5. Alongside relatively unimportant flaws, such as an acute accent instead of a grave (p. 102: παρακλητικός λόγος for παρακλητικὸς λόγος) or words that should begin with capital letters (e.g. ‘senato’ instead of ‘Senato’, pp. 57 and 208 and ‘catanesi’ instead of ‘Catanesi’, p. 67), cases of more serious mistakes certainly deserve to be amended. In Iust. IX 2, 1-2 Istros is not the name of a person (p. 49, note 7), but the Milesian colony by the mouth of the Danube (see p. 57, where Istros is correctly identified). Sometimes Borgna uses (and confuses with each other) ‘Focei’ and ‘Focesi’ (pp. 151 and 169).
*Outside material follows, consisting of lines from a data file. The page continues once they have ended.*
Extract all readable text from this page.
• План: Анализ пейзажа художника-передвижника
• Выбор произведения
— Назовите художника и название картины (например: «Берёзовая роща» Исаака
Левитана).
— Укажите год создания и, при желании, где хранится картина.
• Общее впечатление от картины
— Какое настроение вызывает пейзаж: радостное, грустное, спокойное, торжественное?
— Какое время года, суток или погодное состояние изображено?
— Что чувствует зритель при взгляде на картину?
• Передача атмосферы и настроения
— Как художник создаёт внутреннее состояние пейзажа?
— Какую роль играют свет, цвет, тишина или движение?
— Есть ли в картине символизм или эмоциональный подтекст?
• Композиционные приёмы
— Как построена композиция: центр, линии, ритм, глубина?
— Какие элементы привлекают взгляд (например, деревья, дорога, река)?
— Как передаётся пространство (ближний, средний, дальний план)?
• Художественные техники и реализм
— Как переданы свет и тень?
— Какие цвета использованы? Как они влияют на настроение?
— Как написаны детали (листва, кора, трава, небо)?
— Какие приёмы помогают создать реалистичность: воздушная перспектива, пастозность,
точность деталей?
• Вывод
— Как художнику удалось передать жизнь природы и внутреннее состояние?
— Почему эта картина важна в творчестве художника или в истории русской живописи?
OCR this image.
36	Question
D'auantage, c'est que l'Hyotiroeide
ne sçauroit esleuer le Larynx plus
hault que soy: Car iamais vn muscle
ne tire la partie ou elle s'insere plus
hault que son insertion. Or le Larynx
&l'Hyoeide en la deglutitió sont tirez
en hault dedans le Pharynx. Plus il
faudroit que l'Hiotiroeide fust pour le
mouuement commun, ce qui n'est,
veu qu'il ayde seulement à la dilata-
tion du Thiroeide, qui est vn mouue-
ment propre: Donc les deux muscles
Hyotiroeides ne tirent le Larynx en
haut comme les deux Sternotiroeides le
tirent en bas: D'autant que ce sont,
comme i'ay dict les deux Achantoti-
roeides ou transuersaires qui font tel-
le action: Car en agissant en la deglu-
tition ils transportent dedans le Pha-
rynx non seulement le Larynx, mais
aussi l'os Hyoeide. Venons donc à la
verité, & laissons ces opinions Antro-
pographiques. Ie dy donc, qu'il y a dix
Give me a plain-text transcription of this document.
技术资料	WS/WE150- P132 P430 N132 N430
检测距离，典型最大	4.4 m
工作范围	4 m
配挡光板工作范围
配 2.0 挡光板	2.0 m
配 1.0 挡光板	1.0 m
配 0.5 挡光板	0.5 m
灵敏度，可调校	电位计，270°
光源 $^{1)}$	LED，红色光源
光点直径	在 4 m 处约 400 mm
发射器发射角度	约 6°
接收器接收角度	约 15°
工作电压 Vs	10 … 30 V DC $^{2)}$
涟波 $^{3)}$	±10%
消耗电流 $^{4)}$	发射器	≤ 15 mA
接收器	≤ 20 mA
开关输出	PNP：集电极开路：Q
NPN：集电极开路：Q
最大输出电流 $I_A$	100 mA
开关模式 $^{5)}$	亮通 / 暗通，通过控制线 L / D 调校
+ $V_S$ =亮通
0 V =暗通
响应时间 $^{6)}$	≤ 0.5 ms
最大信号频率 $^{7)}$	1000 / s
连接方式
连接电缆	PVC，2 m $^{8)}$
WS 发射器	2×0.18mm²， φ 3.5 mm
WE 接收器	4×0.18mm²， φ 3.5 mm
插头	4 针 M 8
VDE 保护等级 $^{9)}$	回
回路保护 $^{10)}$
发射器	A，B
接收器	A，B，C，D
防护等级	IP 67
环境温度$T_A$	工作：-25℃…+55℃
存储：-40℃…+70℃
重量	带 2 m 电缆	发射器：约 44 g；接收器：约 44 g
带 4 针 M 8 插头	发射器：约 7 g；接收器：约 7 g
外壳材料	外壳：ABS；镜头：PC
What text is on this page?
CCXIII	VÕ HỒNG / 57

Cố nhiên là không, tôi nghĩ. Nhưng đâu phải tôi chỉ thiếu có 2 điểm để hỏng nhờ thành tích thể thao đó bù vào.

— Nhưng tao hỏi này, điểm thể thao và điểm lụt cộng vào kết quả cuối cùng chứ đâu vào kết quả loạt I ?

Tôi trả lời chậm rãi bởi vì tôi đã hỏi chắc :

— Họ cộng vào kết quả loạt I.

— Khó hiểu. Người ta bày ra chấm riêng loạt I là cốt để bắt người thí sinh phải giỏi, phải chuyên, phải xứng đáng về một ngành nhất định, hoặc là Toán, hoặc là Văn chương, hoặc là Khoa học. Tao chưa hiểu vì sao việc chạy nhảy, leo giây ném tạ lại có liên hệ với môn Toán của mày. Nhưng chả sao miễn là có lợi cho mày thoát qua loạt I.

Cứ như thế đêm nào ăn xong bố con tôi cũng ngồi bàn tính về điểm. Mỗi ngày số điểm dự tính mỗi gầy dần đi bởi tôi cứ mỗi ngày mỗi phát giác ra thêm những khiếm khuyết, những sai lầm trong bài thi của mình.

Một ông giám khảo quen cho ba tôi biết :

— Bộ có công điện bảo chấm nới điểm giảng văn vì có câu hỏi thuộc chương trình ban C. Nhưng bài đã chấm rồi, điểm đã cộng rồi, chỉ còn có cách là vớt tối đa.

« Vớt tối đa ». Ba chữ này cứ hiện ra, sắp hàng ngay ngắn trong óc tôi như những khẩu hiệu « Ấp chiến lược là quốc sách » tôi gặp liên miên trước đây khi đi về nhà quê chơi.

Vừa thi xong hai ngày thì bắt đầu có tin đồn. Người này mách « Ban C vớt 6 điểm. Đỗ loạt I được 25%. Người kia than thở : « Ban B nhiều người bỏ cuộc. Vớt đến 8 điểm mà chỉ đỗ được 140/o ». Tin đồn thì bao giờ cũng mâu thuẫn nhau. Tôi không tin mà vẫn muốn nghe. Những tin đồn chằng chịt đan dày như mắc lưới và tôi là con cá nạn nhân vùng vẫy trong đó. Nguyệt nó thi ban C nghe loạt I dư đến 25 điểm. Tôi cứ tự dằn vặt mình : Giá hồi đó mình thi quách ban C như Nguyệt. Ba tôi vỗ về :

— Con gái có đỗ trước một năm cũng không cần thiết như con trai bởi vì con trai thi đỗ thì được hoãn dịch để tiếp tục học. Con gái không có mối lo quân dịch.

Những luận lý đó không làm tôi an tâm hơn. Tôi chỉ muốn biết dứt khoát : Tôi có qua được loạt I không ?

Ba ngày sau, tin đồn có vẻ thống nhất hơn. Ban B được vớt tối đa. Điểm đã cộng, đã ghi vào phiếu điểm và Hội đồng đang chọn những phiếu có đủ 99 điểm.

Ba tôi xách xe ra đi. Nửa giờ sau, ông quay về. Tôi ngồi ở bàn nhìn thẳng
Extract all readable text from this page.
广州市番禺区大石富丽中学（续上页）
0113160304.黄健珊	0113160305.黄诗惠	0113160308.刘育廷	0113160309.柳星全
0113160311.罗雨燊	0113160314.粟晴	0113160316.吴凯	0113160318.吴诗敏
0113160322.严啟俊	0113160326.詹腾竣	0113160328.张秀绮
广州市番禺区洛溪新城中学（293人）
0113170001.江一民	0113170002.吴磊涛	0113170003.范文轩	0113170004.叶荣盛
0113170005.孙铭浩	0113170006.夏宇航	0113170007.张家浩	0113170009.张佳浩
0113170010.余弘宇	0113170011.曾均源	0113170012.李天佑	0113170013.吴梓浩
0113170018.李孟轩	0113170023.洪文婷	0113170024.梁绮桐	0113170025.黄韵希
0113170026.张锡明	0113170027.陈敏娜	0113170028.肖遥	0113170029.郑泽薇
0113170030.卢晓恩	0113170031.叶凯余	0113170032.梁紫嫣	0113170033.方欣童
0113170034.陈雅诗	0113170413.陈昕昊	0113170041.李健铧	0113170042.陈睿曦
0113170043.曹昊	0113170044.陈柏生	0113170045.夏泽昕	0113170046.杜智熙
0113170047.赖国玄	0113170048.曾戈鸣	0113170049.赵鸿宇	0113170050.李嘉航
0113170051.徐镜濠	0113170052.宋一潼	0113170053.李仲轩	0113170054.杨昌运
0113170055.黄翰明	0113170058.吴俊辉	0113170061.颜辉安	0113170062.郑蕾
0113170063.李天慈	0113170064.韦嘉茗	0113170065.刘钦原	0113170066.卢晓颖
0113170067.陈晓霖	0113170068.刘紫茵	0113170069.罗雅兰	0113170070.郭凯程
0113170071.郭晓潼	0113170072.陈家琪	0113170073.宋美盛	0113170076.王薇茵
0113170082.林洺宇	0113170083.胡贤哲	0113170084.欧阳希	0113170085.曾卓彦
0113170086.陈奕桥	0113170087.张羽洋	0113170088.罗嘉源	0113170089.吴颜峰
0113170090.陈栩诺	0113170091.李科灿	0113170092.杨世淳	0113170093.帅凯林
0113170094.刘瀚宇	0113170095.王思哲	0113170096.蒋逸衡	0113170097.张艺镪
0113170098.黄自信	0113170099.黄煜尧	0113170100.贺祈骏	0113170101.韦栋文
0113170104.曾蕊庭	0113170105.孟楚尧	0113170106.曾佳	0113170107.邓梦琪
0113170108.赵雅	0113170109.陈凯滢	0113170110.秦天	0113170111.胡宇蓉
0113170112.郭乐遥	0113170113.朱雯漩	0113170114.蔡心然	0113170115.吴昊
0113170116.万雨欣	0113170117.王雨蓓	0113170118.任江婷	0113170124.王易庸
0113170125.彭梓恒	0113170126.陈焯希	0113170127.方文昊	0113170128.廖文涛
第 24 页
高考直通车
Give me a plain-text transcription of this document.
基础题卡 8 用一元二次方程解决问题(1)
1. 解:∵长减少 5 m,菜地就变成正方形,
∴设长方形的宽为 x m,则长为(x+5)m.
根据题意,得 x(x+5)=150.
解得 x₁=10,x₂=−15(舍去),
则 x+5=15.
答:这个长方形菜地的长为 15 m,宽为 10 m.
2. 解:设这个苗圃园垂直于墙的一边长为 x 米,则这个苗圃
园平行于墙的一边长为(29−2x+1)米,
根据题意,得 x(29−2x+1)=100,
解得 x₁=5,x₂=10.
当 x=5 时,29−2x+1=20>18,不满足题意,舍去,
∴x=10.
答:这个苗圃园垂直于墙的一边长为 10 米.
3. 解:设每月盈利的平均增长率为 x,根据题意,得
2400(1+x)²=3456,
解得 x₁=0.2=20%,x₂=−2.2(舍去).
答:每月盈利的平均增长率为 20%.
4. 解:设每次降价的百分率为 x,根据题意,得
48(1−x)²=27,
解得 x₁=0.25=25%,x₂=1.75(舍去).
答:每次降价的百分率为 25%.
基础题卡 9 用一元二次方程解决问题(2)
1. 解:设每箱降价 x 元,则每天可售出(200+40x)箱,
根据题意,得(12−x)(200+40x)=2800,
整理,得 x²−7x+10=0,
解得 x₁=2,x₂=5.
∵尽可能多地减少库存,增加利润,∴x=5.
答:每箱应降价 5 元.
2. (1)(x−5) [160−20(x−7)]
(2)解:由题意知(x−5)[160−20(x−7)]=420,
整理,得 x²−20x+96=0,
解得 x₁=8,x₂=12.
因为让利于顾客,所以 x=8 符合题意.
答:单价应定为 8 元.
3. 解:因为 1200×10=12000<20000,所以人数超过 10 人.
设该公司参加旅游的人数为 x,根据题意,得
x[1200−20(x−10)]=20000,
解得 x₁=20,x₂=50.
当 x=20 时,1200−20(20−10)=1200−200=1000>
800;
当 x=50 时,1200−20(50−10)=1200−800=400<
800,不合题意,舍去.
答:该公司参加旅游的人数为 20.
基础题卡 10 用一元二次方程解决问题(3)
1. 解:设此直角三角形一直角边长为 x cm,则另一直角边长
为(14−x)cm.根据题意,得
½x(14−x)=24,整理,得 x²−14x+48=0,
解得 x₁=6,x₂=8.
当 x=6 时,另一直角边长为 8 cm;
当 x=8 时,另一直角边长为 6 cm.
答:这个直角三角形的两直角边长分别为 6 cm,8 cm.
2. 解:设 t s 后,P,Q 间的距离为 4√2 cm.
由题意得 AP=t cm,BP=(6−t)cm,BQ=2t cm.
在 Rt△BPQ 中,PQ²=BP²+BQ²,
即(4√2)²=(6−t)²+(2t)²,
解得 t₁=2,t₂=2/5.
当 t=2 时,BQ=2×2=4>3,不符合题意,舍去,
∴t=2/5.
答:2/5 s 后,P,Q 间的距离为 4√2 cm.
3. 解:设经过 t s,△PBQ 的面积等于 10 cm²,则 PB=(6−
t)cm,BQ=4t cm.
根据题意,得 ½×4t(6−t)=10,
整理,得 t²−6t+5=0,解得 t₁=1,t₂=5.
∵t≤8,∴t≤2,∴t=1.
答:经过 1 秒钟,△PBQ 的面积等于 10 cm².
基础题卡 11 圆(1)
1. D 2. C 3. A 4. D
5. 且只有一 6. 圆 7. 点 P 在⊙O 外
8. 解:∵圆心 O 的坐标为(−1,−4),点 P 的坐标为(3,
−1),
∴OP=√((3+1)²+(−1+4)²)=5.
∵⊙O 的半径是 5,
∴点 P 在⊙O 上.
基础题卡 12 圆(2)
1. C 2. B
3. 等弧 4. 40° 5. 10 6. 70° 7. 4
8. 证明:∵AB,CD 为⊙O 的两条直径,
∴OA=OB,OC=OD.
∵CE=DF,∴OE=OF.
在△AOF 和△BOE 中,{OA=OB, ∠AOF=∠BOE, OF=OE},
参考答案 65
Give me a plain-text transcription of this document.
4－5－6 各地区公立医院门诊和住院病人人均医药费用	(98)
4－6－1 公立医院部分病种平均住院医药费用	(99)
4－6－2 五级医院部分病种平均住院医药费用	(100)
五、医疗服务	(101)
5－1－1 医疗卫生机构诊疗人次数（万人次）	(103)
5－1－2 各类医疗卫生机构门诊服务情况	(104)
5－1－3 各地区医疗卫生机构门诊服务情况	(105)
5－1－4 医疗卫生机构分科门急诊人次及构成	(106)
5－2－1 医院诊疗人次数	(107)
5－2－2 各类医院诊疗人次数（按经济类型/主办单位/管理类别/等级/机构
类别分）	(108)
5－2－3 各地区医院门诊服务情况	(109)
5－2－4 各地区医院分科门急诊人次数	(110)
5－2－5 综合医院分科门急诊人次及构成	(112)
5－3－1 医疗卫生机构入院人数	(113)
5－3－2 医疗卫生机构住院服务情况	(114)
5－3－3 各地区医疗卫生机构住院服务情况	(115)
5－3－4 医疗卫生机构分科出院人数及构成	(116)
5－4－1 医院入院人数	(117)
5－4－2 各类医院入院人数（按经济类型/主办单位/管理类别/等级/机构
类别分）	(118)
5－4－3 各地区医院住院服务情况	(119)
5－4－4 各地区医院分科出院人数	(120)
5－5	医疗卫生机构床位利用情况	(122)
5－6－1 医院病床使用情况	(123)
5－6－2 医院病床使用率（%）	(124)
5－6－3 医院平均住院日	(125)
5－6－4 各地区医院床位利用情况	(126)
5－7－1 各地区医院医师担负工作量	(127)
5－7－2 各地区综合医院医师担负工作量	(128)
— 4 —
Although the English term ‘Phocaean’ designates both the inhabitant of Phocaea in Asia Minor and the people who lived in the Greek region of Phocis, in Italian these names are in fact not interchangeable: ‘Focei’ are the natives of Phocaea, whereas ‘Focesi’ are the people coming from Phocis. Accordingly, the two references on p. 151 are to the citizens of Phocaea, while the occurrence on p. 169 concerns the ethnos of Phocis (and not the ‘Focei’). In some passages of Justin that Borgna translates into Italian, the author does not pay attention to the distinction between ‘Galli’ and ‘Galati’ (especially on pp. 53-59): in Italian, ‘Galli’ (‘Gauls’) are the Gallic people living in the western part of the Mediterranean, while ‘Galati’ (‘Galatians’) are generally identified with the tribes of Celtic origin who moved into the Balkans in 281/0 BCE, seizing Delphi in 279 BCE and crossing finally in Asia Minor in 278 BCE. Borgna states that ‘universal’ histories developed in Hellenistic times (p. 213), but historians such as Ephorus, Theopompus, and Anaximenes had already composed such works well before the age of Alexander. Finally, there are a single inconsistency in citing papyrological sources—a papyrus cited as P. Adl. Gr. on p. 81, note 21 is cited as POxy on p. 108, note 6—and the use of obsolete Italian words such as ‘breviatore’ ( passim, = ‘epitomator’) and ‘gobboso’ (p. 143, = ‘snub nosed’).